Our results suggest that the supply of betaine may sometimes be limiting. Low plasma betaine has been associated with an unfavourable risk profile in observational studies [14, 32], but conversely (in another observational study) high plasma betaine has been associated with an increased risk of vascular events [34]. Since betaine, a major osmolyte, is well-known to be a protein-stabilizing compatible solute [35] and its intracellular concentrations are orders of magnitude higher than those in circulation [3] it is unlikely that an increase in circulating betaine can cause damage, though it may indicate a pathological process, as is seen in animal models when betaine-homocysteine methyltransferase is absent or inhibited [24, 36]. Another possible pathological process is a failure of the tight control of betaine efflux from cells.

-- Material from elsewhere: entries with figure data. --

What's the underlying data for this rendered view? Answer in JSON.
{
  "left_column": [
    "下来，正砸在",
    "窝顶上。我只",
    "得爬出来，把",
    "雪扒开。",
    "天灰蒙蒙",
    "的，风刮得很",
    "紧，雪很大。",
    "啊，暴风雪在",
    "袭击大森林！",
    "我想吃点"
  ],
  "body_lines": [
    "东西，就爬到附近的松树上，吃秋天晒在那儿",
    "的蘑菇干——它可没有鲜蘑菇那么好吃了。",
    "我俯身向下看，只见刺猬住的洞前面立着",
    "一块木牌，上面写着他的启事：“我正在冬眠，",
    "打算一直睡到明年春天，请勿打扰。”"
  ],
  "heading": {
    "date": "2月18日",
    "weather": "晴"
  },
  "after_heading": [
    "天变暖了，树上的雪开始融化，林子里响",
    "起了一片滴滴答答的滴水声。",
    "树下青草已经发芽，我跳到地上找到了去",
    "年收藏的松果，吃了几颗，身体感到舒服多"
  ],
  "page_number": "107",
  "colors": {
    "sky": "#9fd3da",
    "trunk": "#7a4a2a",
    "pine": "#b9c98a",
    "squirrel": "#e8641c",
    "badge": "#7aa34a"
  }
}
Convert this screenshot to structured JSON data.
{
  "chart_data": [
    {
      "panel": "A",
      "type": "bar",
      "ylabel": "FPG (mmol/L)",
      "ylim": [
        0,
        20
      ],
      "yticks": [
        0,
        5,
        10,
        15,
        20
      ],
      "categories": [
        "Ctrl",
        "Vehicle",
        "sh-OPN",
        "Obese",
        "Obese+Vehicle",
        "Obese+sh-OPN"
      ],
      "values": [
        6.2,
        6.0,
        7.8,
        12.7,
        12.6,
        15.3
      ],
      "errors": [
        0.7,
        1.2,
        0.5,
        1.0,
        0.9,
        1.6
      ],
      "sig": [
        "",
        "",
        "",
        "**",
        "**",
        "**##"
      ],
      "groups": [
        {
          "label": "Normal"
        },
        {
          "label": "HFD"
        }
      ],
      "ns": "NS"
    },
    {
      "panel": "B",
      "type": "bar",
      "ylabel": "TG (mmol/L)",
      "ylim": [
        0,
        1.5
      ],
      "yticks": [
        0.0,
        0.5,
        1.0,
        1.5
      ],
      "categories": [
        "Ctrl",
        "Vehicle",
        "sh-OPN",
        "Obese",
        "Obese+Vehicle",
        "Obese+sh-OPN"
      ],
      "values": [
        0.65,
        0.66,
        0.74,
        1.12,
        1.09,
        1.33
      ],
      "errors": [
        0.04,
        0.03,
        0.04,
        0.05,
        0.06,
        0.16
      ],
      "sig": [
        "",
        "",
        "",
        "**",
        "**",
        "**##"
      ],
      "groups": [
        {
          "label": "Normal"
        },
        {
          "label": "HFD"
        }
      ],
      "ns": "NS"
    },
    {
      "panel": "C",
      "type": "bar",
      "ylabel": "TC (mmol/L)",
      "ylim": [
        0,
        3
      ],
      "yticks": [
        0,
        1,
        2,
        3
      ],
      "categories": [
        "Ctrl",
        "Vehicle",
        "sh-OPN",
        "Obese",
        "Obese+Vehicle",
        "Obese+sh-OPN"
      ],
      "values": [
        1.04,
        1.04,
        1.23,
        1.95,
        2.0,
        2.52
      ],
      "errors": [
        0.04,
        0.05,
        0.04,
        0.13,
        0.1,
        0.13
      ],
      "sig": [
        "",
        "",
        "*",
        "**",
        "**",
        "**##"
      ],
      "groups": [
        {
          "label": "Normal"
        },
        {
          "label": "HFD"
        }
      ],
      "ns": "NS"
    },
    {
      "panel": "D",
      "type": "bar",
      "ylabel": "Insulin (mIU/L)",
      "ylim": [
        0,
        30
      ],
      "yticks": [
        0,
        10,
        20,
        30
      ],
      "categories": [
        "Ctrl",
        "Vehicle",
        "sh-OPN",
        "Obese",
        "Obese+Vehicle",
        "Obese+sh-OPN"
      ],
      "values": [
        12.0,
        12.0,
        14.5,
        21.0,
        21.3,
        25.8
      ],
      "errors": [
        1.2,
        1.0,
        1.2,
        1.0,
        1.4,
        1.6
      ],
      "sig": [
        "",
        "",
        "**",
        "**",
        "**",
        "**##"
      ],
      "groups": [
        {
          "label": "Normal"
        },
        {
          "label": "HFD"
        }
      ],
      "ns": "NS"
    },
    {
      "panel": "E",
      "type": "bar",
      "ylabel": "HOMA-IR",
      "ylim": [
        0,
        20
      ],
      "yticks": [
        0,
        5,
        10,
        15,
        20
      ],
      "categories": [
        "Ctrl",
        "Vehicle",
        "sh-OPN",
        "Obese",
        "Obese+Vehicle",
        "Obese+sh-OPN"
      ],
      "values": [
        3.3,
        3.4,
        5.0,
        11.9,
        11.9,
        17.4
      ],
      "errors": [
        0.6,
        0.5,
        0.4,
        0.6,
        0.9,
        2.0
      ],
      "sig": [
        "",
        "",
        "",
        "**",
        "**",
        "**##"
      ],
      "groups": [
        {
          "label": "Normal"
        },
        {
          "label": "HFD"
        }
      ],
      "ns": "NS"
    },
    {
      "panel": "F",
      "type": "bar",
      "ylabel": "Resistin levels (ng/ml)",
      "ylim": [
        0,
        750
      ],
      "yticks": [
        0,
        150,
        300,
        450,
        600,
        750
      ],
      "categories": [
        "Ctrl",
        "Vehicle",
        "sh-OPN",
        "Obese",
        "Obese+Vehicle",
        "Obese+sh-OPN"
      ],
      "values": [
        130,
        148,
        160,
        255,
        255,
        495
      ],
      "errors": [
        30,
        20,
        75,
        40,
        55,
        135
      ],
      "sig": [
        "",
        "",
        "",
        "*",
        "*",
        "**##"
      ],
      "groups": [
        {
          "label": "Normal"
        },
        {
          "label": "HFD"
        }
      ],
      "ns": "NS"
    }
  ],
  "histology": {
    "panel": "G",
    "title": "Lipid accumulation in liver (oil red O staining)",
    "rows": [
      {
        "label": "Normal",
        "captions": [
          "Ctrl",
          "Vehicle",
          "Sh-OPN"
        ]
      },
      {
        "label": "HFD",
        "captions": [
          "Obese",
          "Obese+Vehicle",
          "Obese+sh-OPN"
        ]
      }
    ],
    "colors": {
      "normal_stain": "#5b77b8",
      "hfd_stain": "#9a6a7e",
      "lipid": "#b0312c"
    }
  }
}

Thus it is plausible that both high and low plasma betaine concentrations may reflect pathological processes. However, betaine supplementation can increase plasma betaine, lower plasma homocysteine, and is safe [3739]. Betaine intake can be also be increased by dietary choices [4, 5]. We suggest that urinary betaine excretion should be measured in patients with diabetes to identify those with excessive betaine loss. Such patients should be encouraged to increase their betaine intakes with high betaine foods such as whole wheat products [40, 41], spinach and beets [4, 5] or with betaine supplements.

Conclusions

In diabetes high and low plasma betaine concentrations are more common than in healthy subjects. Both high and low urinary betaine excretions are also more prevalent in diabetes, with the high excretions being associated with glucosuria. The availability of betaine affects the response in the methionine load test but it is not conclusively shown that this effect is more pronounced in diabetes. It would be interesting to investigate whether betaine supplementation of subjects with diabetes and abnormal betaine markers alters their risk of developing vascular disease.